So was it Abtsberg or Herrenberg that you had at St. John? I can’t read the site name in your bottle shot.
It was Herrenberg. I am still thinking about the wine. It was really beautiful. I have had so many great bottles from the Ruwer from the 60s and early 70s. When you find them with a light almost clear color they are always great.
I think it was on another wine board where someone described Rebholz as the “Protestant wine of the Pfalz”, which sums up the style nicely. You get the sunny ripeness of the Pfalz, but in a more restrained and elegant package. I very much appreciate the style.
(And of course they are also high-quality performers, early to biodynamic/organic/rigorous vineyard work, etc etc. As a side note, they would proclaim themselves a ‘natural’ wine producer, but they also have no problem with locally-cultivated yeast, so the wines are not the ‘wild’ side of natural, and remarkably consistent from year to year)
Kastanienbusch is the big boy, the prestige wine of the area. Steep slopes, high elevation and red slate are fairly unique for the Pfalz. It’s the most structured and powerful and can take/requires the most age. But is also the classiest wine, very elegant, and can be appreciated young in certain vintages. If you get the right window!
Im Sonnenschein is limestone, and as the name indicates, it gets sunny. An easier more approachable wine than Kastanienbusch, although still within the elegant Rebholz stylistic paradigm. Ganz Horn is a sub-parcel of Im Sonnenschein that is more mineral and delicate than the straight Sonnenschein.
I enjoy all three and am happy to buy them for different reasons. But pricing in the US is an issue. It’s always been a mystery to me, because in Germany, their wines are priced similarly to their peers (currently 60-70euros for GGs). But then when they get to the US, the Rebholz wines have doubled in price and sell for $150, while other producers go up a bit and sell for less than $100.
I raised this point with the US importer at Rieslingfeier last year, but did not get a satisfactory response!
Schäwer is a new GG addition to their lineup, I don’t think I’ve tasted it.
Thanks. I wasn’t sure if you read my earlier comment. That’s why I asked you again. Yes, a clear (greenish) color is a good indicator.
2021 Vollenweider Wolfer
Just a classic, clean village riesling. I will note that this is much more balanced that some of the other wines I’ve tried at this same “level.” Very good afternoon sipper.
Thank you for all of this. Great info! All four I asked about are avail. via pre-arrival at WHWC at what appears to be decent pricing, given pricing comments in this thread.
Yes, I saw those. Those seem like grey market and are what I’ve been happy to pay from other similar US sources.

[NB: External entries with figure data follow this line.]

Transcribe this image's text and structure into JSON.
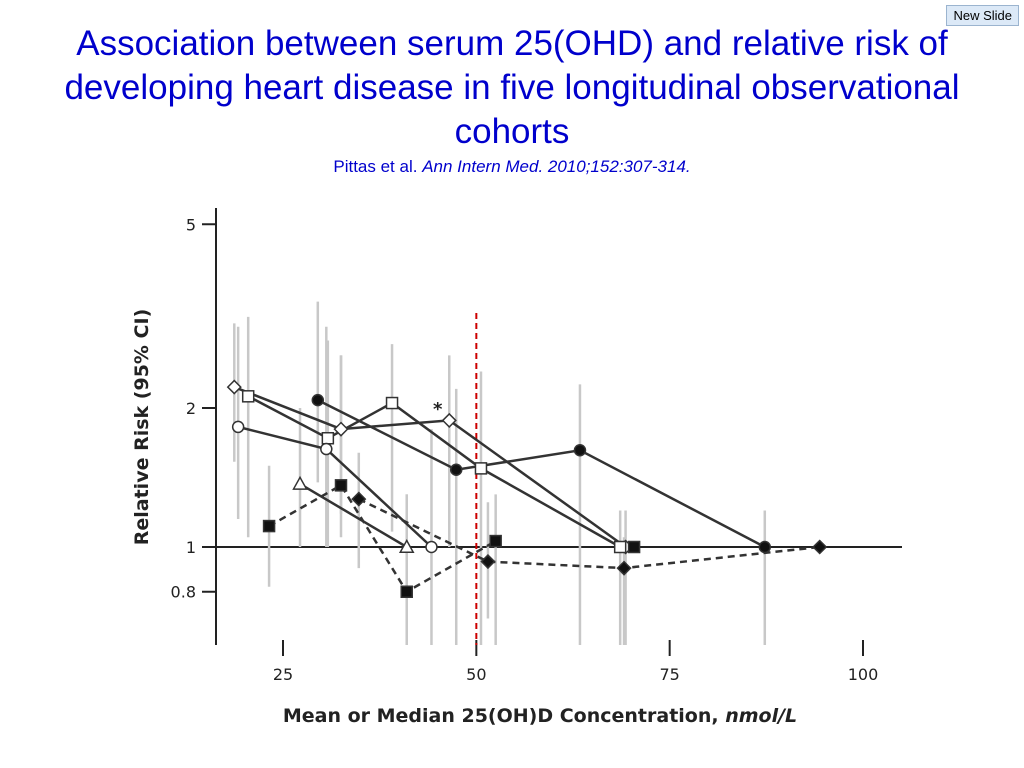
{
  "slide": {
    "badge": "New Slide",
    "title": "Association between serum 25(OHD) and relative risk of developing heart disease in five longitudinal observational cohorts",
    "citation_authors": "Pittas et al.",
    "citation_journal": "Ann Intern Med. 2010;152:307-314."
  },
  "colors": {
    "title": "#0000cc",
    "series": "#333333",
    "ci_bars": "#c8c8c8",
    "reference_line": "#cc0000"
  },
  "chart_data": {
    "type": "line",
    "xlabel": "Mean or Median 25(OH)D Concentration,",
    "xlabel_unit": "nmol/L",
    "ylabel": "Relative Risk (95% CI)",
    "xlim": [
      16,
      110
    ],
    "ylim": [
      0.6,
      5.5
    ],
    "y_scale": "log",
    "x_ticks": [
      25,
      50,
      75,
      100
    ],
    "y_ticks": [
      {
        "value": 5,
        "label": "5"
      },
      {
        "value": 2,
        "label": "2"
      },
      {
        "value": 1,
        "label": "1"
      },
      {
        "value": 0.8,
        "label": "0.8"
      }
    ],
    "reference_x": 50,
    "asterisk": {
      "x": 45,
      "y": 2.01,
      "label": "*"
    },
    "series": [
      {
        "name": "open-diamond",
        "marker": "diamond-open",
        "dash": "solid",
        "points": [
          {
            "x": 18.7,
            "y": 2.22,
            "lo": 1.53,
            "hi": 3.05
          },
          {
            "x": 32.5,
            "y": 1.8,
            "lo": 1.18,
            "hi": 2.6
          },
          {
            "x": 46.5,
            "y": 1.88,
            "lo": 1.0,
            "hi": 2.6
          },
          {
            "x": 69.3,
            "y": 1.0,
            "lo": 0.6,
            "hi": 1.2
          }
        ]
      },
      {
        "name": "open-square",
        "marker": "square-open",
        "dash": "solid",
        "points": [
          {
            "x": 20.5,
            "y": 2.12,
            "lo": 1.05,
            "hi": 3.15
          },
          {
            "x": 30.8,
            "y": 1.72,
            "lo": 1.0,
            "hi": 2.8
          },
          {
            "x": 39.1,
            "y": 2.05,
            "lo": 1.08,
            "hi": 2.75
          },
          {
            "x": 50.6,
            "y": 1.48,
            "lo": 0.6,
            "hi": 2.4
          },
          {
            "x": 68.6,
            "y": 1.0,
            "lo": 0.6,
            "hi": 1.2
          }
        ]
      },
      {
        "name": "filled-circle",
        "marker": "circle-filled",
        "dash": "solid",
        "points": [
          {
            "x": 29.5,
            "y": 2.08,
            "lo": 1.38,
            "hi": 3.4
          },
          {
            "x": 47.4,
            "y": 1.47,
            "lo": 0.6,
            "hi": 2.2
          },
          {
            "x": 63.4,
            "y": 1.62,
            "lo": 0.6,
            "hi": 2.25
          },
          {
            "x": 87.3,
            "y": 1.0,
            "lo": 0.6,
            "hi": 1.2
          }
        ]
      },
      {
        "name": "open-circle",
        "marker": "circle-open",
        "dash": "solid",
        "points": [
          {
            "x": 19.2,
            "y": 1.82,
            "lo": 1.15,
            "hi": 3.0
          },
          {
            "x": 30.6,
            "y": 1.63,
            "lo": 1.0,
            "hi": 3.0
          },
          {
            "x": 44.2,
            "y": 1.0,
            "lo": 0.6,
            "hi": 1.8
          }
        ]
      },
      {
        "name": "open-triangle",
        "marker": "triangle-open",
        "dash": "solid",
        "points": [
          {
            "x": 27.2,
            "y": 1.37,
            "lo": 1.0,
            "hi": 2.0
          },
          {
            "x": 41.0,
            "y": 1.0,
            "lo": 0.6,
            "hi": 1.3
          }
        ]
      },
      {
        "name": "filled-square-dashed",
        "marker": "square-filled",
        "dash": "dashed",
        "points": [
          {
            "x": 23.2,
            "y": 1.11,
            "lo": 0.82,
            "hi": 1.5
          },
          {
            "x": 32.5,
            "y": 1.36,
            "lo": 1.05,
            "hi": 2.6
          },
          {
            "x": 41.0,
            "y": 0.8,
            "lo": 0.6,
            "hi": 1.3
          },
          {
            "x": 52.5,
            "y": 1.03,
            "lo": 0.6,
            "hi": 1.3
          }
        ]
      },
      {
        "name": "filled-diamond-dashed",
        "marker": "diamond-filled",
        "dash": "dashed",
        "points": [
          {
            "x": 34.8,
            "y": 1.27,
            "lo": 0.9,
            "hi": 1.6
          },
          {
            "x": 51.5,
            "y": 0.93,
            "lo": 0.7,
            "hi": 1.25
          },
          {
            "x": 69.1,
            "y": 0.9,
            "lo": 0.6,
            "hi": 1.05
          },
          {
            "x": 94.4,
            "y": 1.0,
            "lo": 1.0,
            "hi": 1.0
          }
        ]
      }
    ],
    "extra_points": [
      {
        "name": "filled-square-end",
        "marker": "square-filled",
        "x": 70.4,
        "y": 1.0
      }
    ]
  }
}
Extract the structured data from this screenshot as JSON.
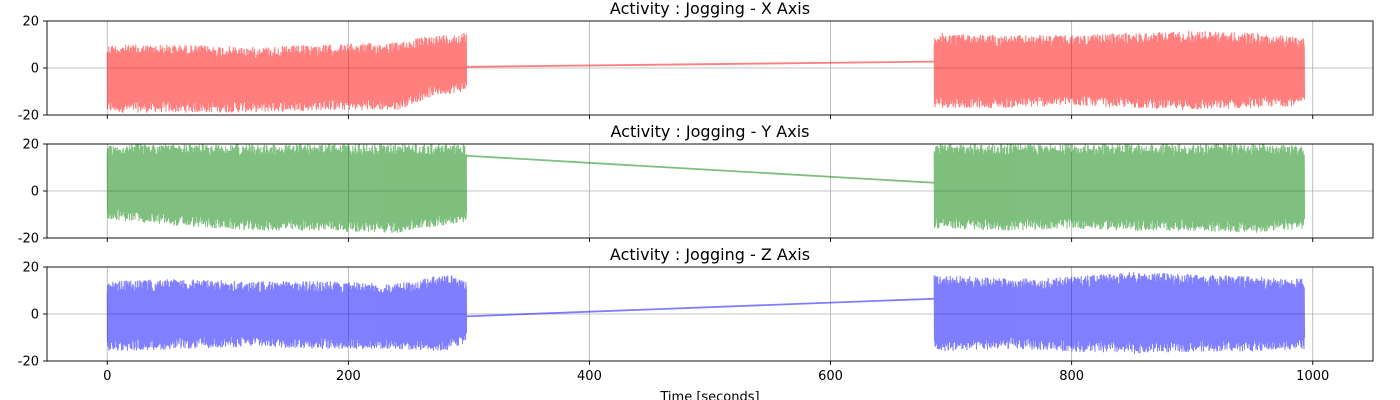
{
  "chart_data": {
    "type": "line",
    "xlabel": "Time [seconds]",
    "xlim": [
      -50,
      1050
    ],
    "xticks": [
      0,
      200,
      400,
      600,
      800,
      1000
    ],
    "grid": true,
    "segments": [
      [
        0,
        298
      ],
      [
        686,
        993
      ]
    ],
    "panels": [
      {
        "title": "Activity : Jogging - X Axis",
        "color": "#ff0000",
        "ylim": [
          -20,
          20
        ],
        "yticks": [
          -20,
          0,
          20
        ],
        "series_name": "X Axis",
        "bridge": [
          [
            298,
            0.5
          ],
          [
            686,
            2.7
          ]
        ],
        "envelope": {
          "seg1": {
            "x": [
              0,
              60,
              120,
              180,
              240,
              270,
              298
            ],
            "upper": [
              10,
              10,
              9,
              10,
              11,
              14,
              15
            ],
            "lower": [
              -19,
              -19,
              -19,
              -18,
              -18,
              -12,
              -10
            ]
          },
          "seg2": {
            "x": [
              686,
              750,
              800,
              850,
              900,
              950,
              993
            ],
            "upper": [
              15,
              14,
              14,
              15,
              16,
              15,
              13
            ],
            "lower": [
              -17,
              -17,
              -16,
              -17,
              -18,
              -17,
              -16
            ]
          }
        }
      },
      {
        "title": "Activity : Jogging - Y Axis",
        "color": "#008000",
        "ylim": [
          -20,
          20
        ],
        "yticks": [
          -20,
          0,
          20
        ],
        "series_name": "Y Axis",
        "bridge": [
          [
            298,
            15
          ],
          [
            686,
            3.5
          ]
        ],
        "envelope": {
          "seg1": {
            "x": [
              0,
              60,
              120,
              180,
              240,
              298
            ],
            "upper": [
              20,
              20,
              20,
              20,
              20,
              20
            ],
            "lower": [
              -12,
              -15,
              -17,
              -17,
              -18,
              -13
            ]
          },
          "seg2": {
            "x": [
              686,
              750,
              800,
              850,
              900,
              950,
              993
            ],
            "upper": [
              20,
              20,
              20,
              20,
              20,
              20,
              20
            ],
            "lower": [
              -16,
              -17,
              -16,
              -17,
              -17,
              -18,
              -16
            ]
          }
        }
      },
      {
        "title": "Activity : Jogging - Z Axis",
        "color": "#0000ff",
        "ylim": [
          -20,
          20
        ],
        "yticks": [
          -20,
          0,
          20
        ],
        "series_name": "Z Axis",
        "bridge": [
          [
            298,
            -1
          ],
          [
            686,
            6.5
          ]
        ],
        "envelope": {
          "seg1": {
            "x": [
              0,
              60,
              120,
              180,
              240,
              280,
              298
            ],
            "upper": [
              14,
              15,
              14,
              14,
              13,
              17,
              15
            ],
            "lower": [
              -16,
              -15,
              -14,
              -15,
              -15,
              -16,
              -12
            ]
          },
          "seg2": {
            "x": [
              686,
              750,
              800,
              850,
              900,
              950,
              993
            ],
            "upper": [
              17,
              15,
              16,
              18,
              17,
              16,
              15
            ],
            "lower": [
              -16,
              -15,
              -16,
              -17,
              -16,
              -16,
              -15
            ]
          }
        }
      }
    ]
  }
}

• 2023 Julian Haart JJ Kabinett.
Lemongrass, honey crisp apple, pineapple. Noticeable sweetness but not cloying. Just good honest fun
I always feel obligated to post on Laible wines, since we seem to be among the very few who drink them.

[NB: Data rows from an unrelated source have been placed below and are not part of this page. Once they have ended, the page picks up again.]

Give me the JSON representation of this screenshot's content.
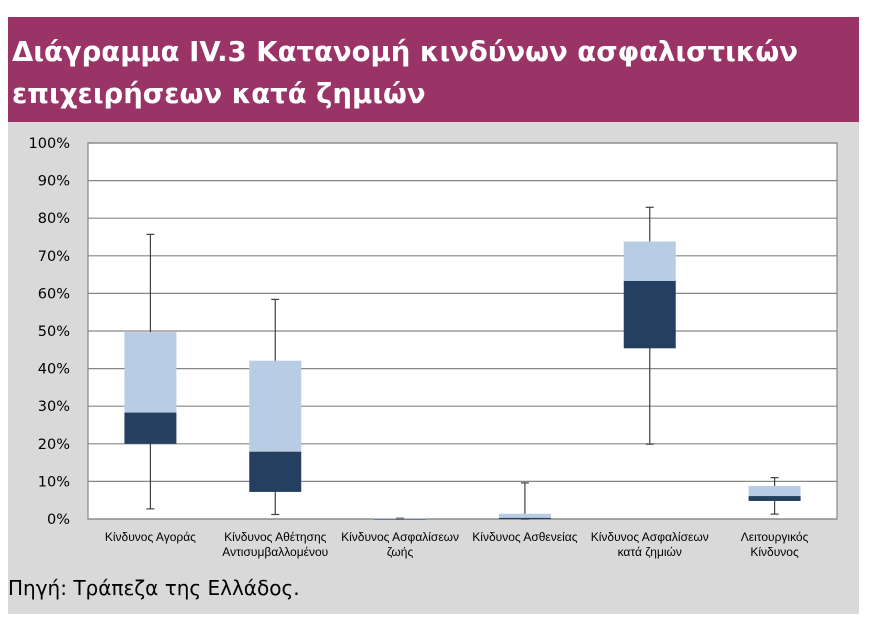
{
  "title": {
    "line1": "Διάγραμμα IV.3 Κατανομή κινδύνων ασφαλιστικών",
    "line2": "επιχειρήσεων κατά ζημιών"
  },
  "source": "Πηγή: Τράπεζα της Ελλάδος.",
  "colors": {
    "title_band": "#9a3466",
    "panel": "#d9d9d9",
    "plot_area": "#ffffff",
    "box_upper": "#b8cce4",
    "box_lower": "#243f60",
    "whisker": "#404040",
    "gridline": "#868686"
  },
  "chart_data": {
    "type": "box",
    "title": "",
    "xlabel": "",
    "ylabel": "",
    "ylim": [
      0,
      100
    ],
    "yticks": [
      "0%",
      "10%",
      "20%",
      "30%",
      "40%",
      "50%",
      "60%",
      "70%",
      "80%",
      "90%",
      "100%"
    ],
    "grid": true,
    "legend": "none",
    "categories": [
      [
        "Κίνδυνος Αγοράς"
      ],
      [
        "Κίνδυνος Αθέτησης",
        "Αντισυμβαλλομένου"
      ],
      [
        "Κίνδυνος Ασφαλίσεων",
        "ζωής"
      ],
      [
        "Κίνδυνος Ασθενείας"
      ],
      [
        "Κίνδυνος Ασφαλίσεων",
        "κατά ζημιών"
      ],
      [
        "Λειτουργικός",
        "Κίνδυνος"
      ]
    ],
    "boxes": [
      {
        "min": 2.7,
        "q1": 20.0,
        "median": 28.3,
        "q3": 49.7,
        "max": 75.7
      },
      {
        "min": 1.2,
        "q1": 7.2,
        "median": 17.9,
        "q3": 42.1,
        "max": 58.4
      },
      {
        "min": 0.0,
        "q1": 0.0,
        "median": 0.0,
        "q3": 0.1,
        "max": 0.2
      },
      {
        "min": 0.0,
        "q1": 0.0,
        "median": 0.3,
        "q3": 1.4,
        "max": 9.6
      },
      {
        "min": 19.9,
        "q1": 45.4,
        "median": 63.3,
        "q3": 73.8,
        "max": 82.9
      },
      {
        "min": 1.3,
        "q1": 4.8,
        "median": 6.1,
        "q3": 8.8,
        "max": 11.0
      }
    ]
  }
}
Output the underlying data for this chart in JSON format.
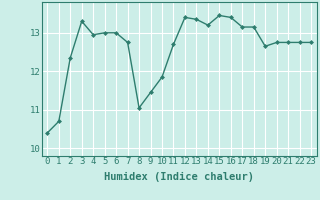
{
  "x": [
    0,
    1,
    2,
    3,
    4,
    5,
    6,
    7,
    8,
    9,
    10,
    11,
    12,
    13,
    14,
    15,
    16,
    17,
    18,
    19,
    20,
    21,
    22,
    23
  ],
  "y": [
    10.4,
    10.7,
    12.35,
    13.3,
    12.95,
    13.0,
    13.0,
    12.75,
    11.05,
    11.45,
    11.85,
    12.7,
    13.4,
    13.35,
    13.2,
    13.45,
    13.4,
    13.15,
    13.15,
    12.65,
    12.75,
    12.75,
    12.75,
    12.75
  ],
  "line_color": "#2e7d6e",
  "marker": "D",
  "marker_size": 2.0,
  "bg_color": "#cceee8",
  "grid_color": "#ffffff",
  "xlabel": "Humidex (Indice chaleur)",
  "ylim": [
    9.8,
    13.8
  ],
  "xlim": [
    -0.5,
    23.5
  ],
  "yticks": [
    10,
    11,
    12,
    13
  ],
  "xticks": [
    0,
    1,
    2,
    3,
    4,
    5,
    6,
    7,
    8,
    9,
    10,
    11,
    12,
    13,
    14,
    15,
    16,
    17,
    18,
    19,
    20,
    21,
    22,
    23
  ],
  "xlabel_fontsize": 7.5,
  "tick_fontsize": 6.5,
  "line_width": 1.0
}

The last of our 2012s of both of these solid QPR performers. As expected, the Klingelberger was more taught and concentrated, the better wine and a real pleasure. But the Achat held its own, even on the soft and blurry side. No heat on these, just very tasty mature Riesling. Laible makes happy wine.

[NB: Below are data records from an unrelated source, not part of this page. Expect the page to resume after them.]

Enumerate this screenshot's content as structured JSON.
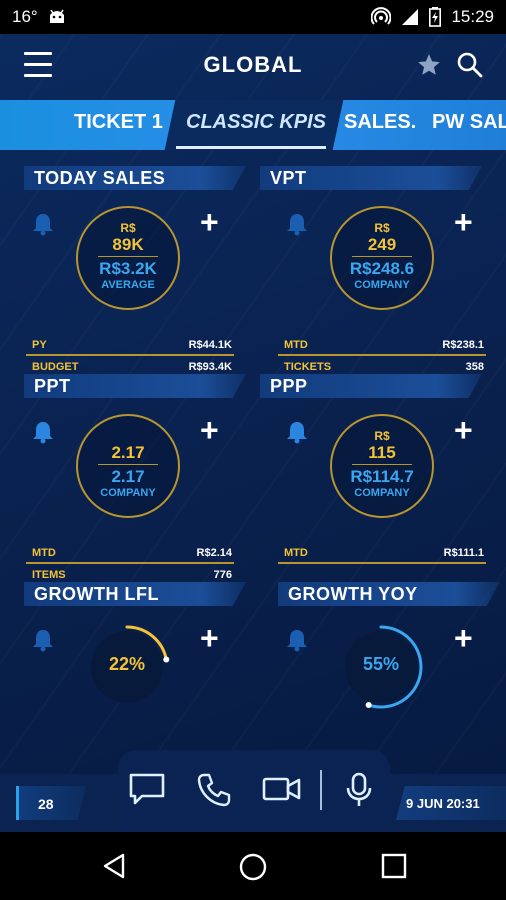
{
  "status_bar": {
    "temperature": "16°",
    "time": "15:29",
    "icons": [
      "weather-icon",
      "android-icon",
      "hotspot-icon",
      "signal-icon",
      "battery-icon"
    ]
  },
  "header": {
    "title": "GLOBAL",
    "icons": [
      "menu-icon",
      "star-icon",
      "search-icon"
    ]
  },
  "tabs": [
    {
      "label": "TICKET 1",
      "active": false
    },
    {
      "label": "CLASSIC KPIS",
      "active": true
    },
    {
      "label": "SALES.",
      "active": false
    },
    {
      "label": "PW SAL",
      "active": false
    }
  ],
  "tiles": {
    "today_sales": {
      "title": "TODAY SALES",
      "currency": "R$",
      "value": "89K",
      "secondary": "R$3.2K",
      "secondary_label": "AVERAGE",
      "rows": [
        {
          "key": "PY",
          "value": "R$44.1K"
        },
        {
          "key": "BUDGET",
          "value": "R$93.4K"
        }
      ]
    },
    "vpt": {
      "title": "VPT",
      "currency": "R$",
      "value": "249",
      "secondary": "R$248.6",
      "secondary_label": "COMPANY",
      "rows": [
        {
          "key": "MTD",
          "value": "R$238.1"
        },
        {
          "key": "TICKETS",
          "value": "358"
        }
      ]
    },
    "ppt": {
      "title": "PPT",
      "value": "2.17",
      "secondary": "2.17",
      "secondary_label": "COMPANY",
      "rows": [
        {
          "key": "MTD",
          "value": "R$2.14"
        },
        {
          "key": "ITEMS",
          "value": "776"
        }
      ]
    },
    "ppp": {
      "title": "PPP",
      "currency": "R$",
      "value": "115",
      "secondary": "R$114.7",
      "secondary_label": "COMPANY",
      "rows": [
        {
          "key": "MTD",
          "value": "R$111.1"
        }
      ]
    },
    "growth_lfl": {
      "title": "GROWTH LFL",
      "value_text": "22%",
      "fraction": 0.22,
      "color": "#f1c335"
    },
    "growth_yoy": {
      "title": "GROWTH YOY",
      "value_text": "55%",
      "fraction": 0.55,
      "color": "#3aa7f0"
    }
  },
  "bottom_bar": {
    "count": "28",
    "datetime": "9 JUN 20:31",
    "actions": [
      "chat-icon",
      "phone-icon",
      "video-icon",
      "microphone-icon"
    ]
  },
  "colors": {
    "accent_gold": "#f1c335",
    "accent_blue": "#3aa7f0",
    "tab_blue": "#1a8fe0",
    "background": "#0a2250"
  }
}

Almost as important, what’s in the skillet?
Finishing up sweet potato quesadillas with caramelized onions and goat cheese.
Have them on my radar from your posts. They didn’t deliver to the Netherlands - sooner or later I’ll go to German with enough notice to order and have the wines deliver.
Nice. I’ve been a fan for many years, but I don’t drink them as often as I could/should, and I don’t see them being widely available in the US.
2024 Julien Schaal Rosacker Alsace Grand Cru “Calcaire”.
A young 2024, however I had wanted to try this producer for some time. I managed to track down some bottles last weekend at a somewhat local shop, and they didn’t break the bank.
Light and dancing across the palate, with well-balanced acidity to the lemon and honeysuckle, and with no bitterness to close.
I’ll try the remainder tonight, but I’m happy to have this on hand in the cellar, and will try some more of his range.
Very nice bottle of 2012 Alzinger Steinertal Riesling Smaragd. Evolved into a lovely state of maturity, with a good core fruit and a lovely layered evolved texture. It is not the most mineral/acidic vintage but still has the delicate light Alzinger touch. Also, surprisingly, it is even more delicious, vibrant and integrated on day 2 (which is rare for me).
Why the note about 2014? Was it a poor vintage for Germany?
Outside of the Pfalz I find it very uneven, even from excellent producers.